The study involved measuring the reaction times of 80 male and 56 female students on a test developed by Logan. The task requires subjects to respond quickly to a letter on a computer screen but to inhibit that response if they hear a tone. The letter is like a stimulus that generates an impulse in a child at school, and the tone is like a teacher calling the child's attention back to class.

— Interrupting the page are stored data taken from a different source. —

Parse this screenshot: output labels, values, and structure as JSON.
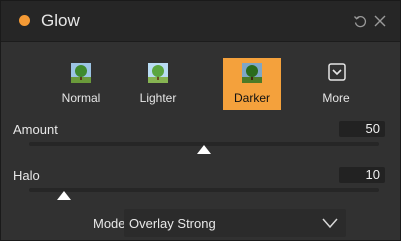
{
  "panel": {
    "title": "Glow",
    "accent_color": "#f49a35",
    "header_icons": [
      "reset-icon",
      "close-icon"
    ]
  },
  "presets": [
    {
      "label": "Normal",
      "icon": "tree-icon",
      "active": false
    },
    {
      "label": "Lighter",
      "icon": "tree-icon",
      "active": false
    },
    {
      "label": "Darker",
      "icon": "tree-icon",
      "active": true
    },
    {
      "label": "More",
      "icon": "chevron-down-box-icon",
      "active": false
    }
  ],
  "sliders": {
    "amount": {
      "label": "Amount",
      "value": "50",
      "fraction": 0.5
    },
    "halo": {
      "label": "Halo",
      "value": "10",
      "fraction": 0.1
    }
  },
  "mode": {
    "label": "Mode",
    "value": "Overlay Strong"
  }
}
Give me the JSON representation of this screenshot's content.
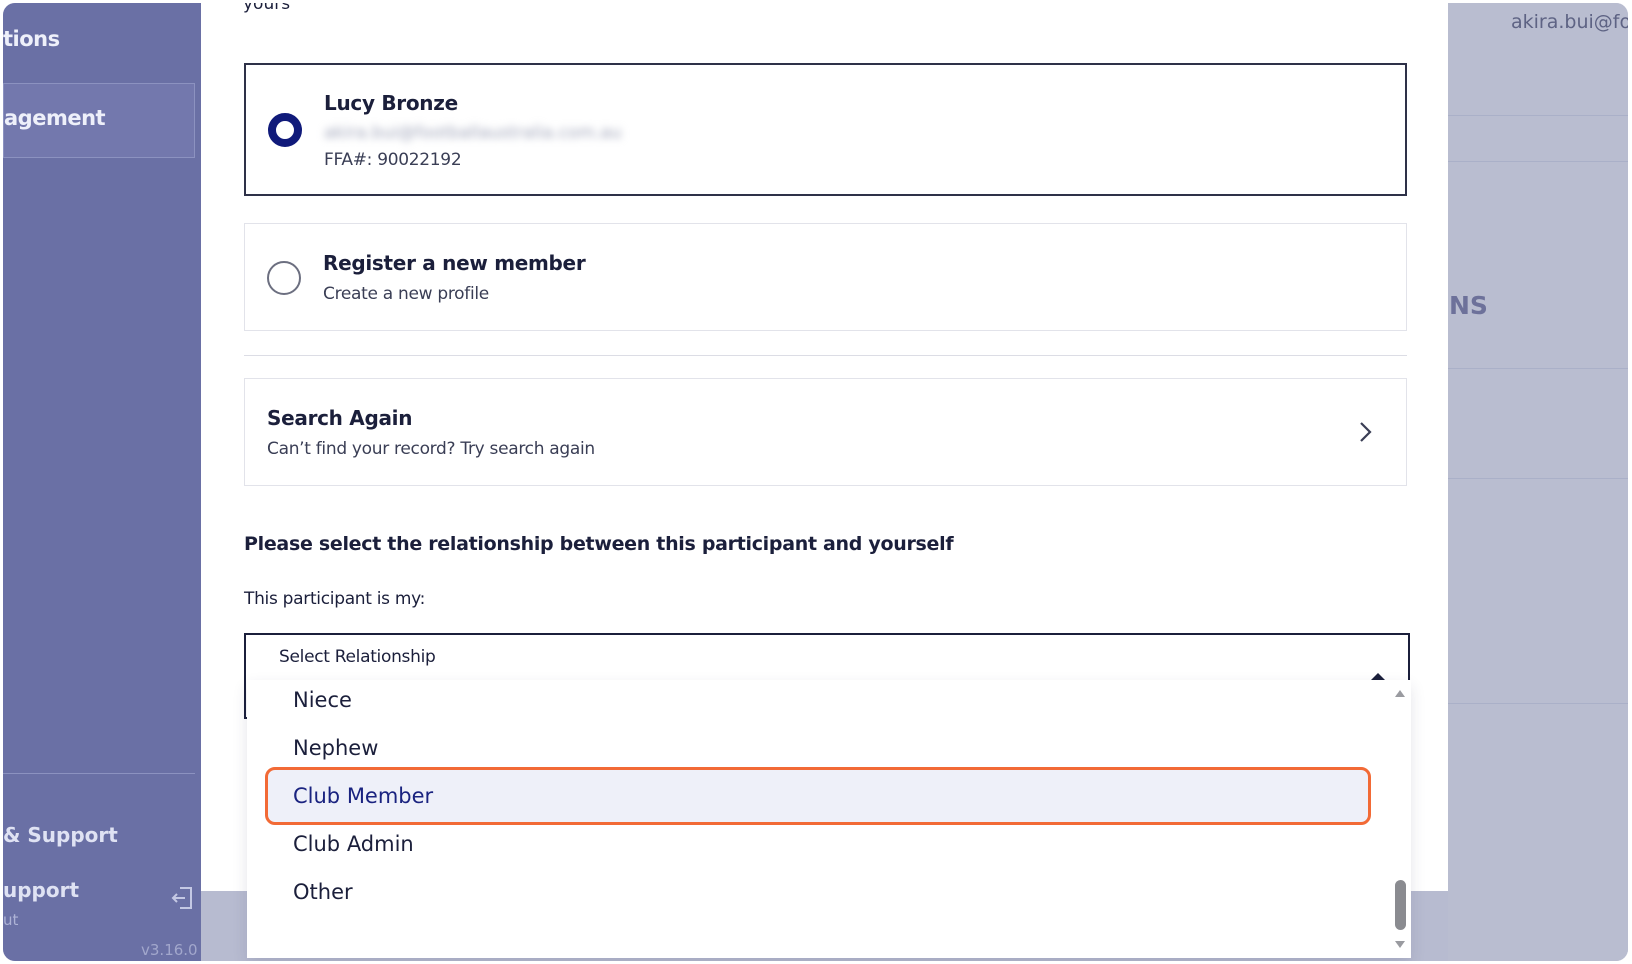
{
  "sidebar": {
    "item_a_fragment": "tions",
    "item_b_fragment": "agement",
    "help_fragment": "& Support",
    "support_fragment": "upport",
    "logout_fragment": "ut",
    "version": "v3.16.0"
  },
  "header": {
    "user_email_fragment": "akira.bui@fo"
  },
  "background": {
    "heading_fragment": "NS"
  },
  "modal": {
    "intro_fragment": "yours",
    "member_option": {
      "name": "Lucy Bronze",
      "email_redacted": "akira.bui@footballaustralia.com.au",
      "ffa_number": "FFA#: 90022192",
      "selected": true
    },
    "new_member_option": {
      "title": "Register a new member",
      "subtitle": "Create a new profile",
      "selected": false
    },
    "search_again": {
      "title": "Search Again",
      "subtitle": "Can’t find your record? Try search again"
    },
    "relationship_heading": "Please select the relationship between this participant and yourself",
    "participant_label": "This participant is my:",
    "select": {
      "placeholder": "Select Relationship",
      "options": [
        "Niece",
        "Nephew",
        "Club Member",
        "Club Admin",
        "Other"
      ],
      "highlighted_option": "Club Member"
    }
  },
  "colors": {
    "accent": "#101a7a",
    "highlight_border": "#f26a36",
    "sidebar_bg": "#6a70a5",
    "text": "#1b1f3b"
  }
}
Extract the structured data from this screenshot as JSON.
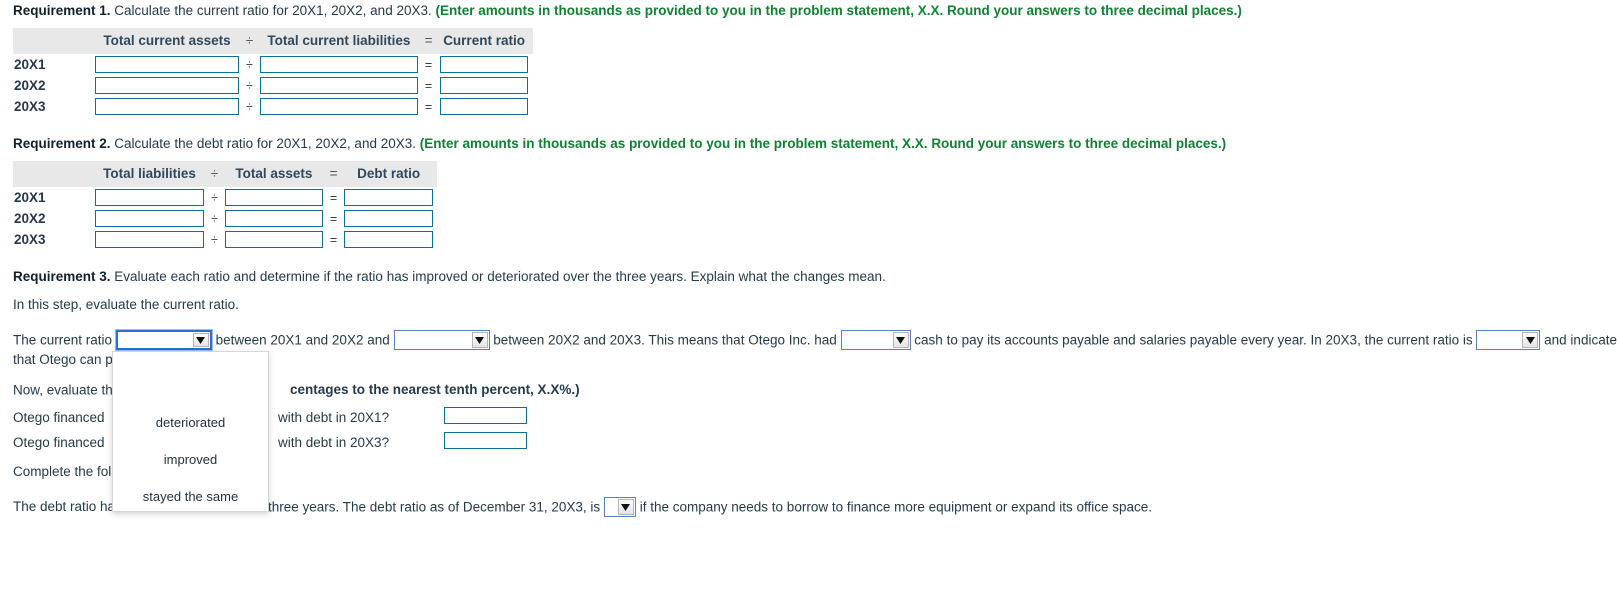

The recent research, funded by the National Science Foundation, resulted from improvements to Logan's technique. Eventually the test, which takes about 20 minutes to administer, could become an objective test for hyperactivity, Logan said. Diagnosing ADHD -- one of the most common childhood neurological disorders -- is now based heavily on subjective observations of parents and teachers.

The researchers currently are analzying data gathered from visitors ages 5 to 80 at the Ontario Science Center in Toronto in an effort to document normal stop-reaction times. Such a baseline should improve the diagnostic capabilities of the stop-and-go technique, Logan said.

The scientists also have studied ADHD children as appropriate dosages of methylphenidate hydrochloride (Ritalin) were being adjusted. They've found that the commonly used drug's effectiveness appears to be in normalizing a child's stopping behavior, and, in turn, their everyday behavior.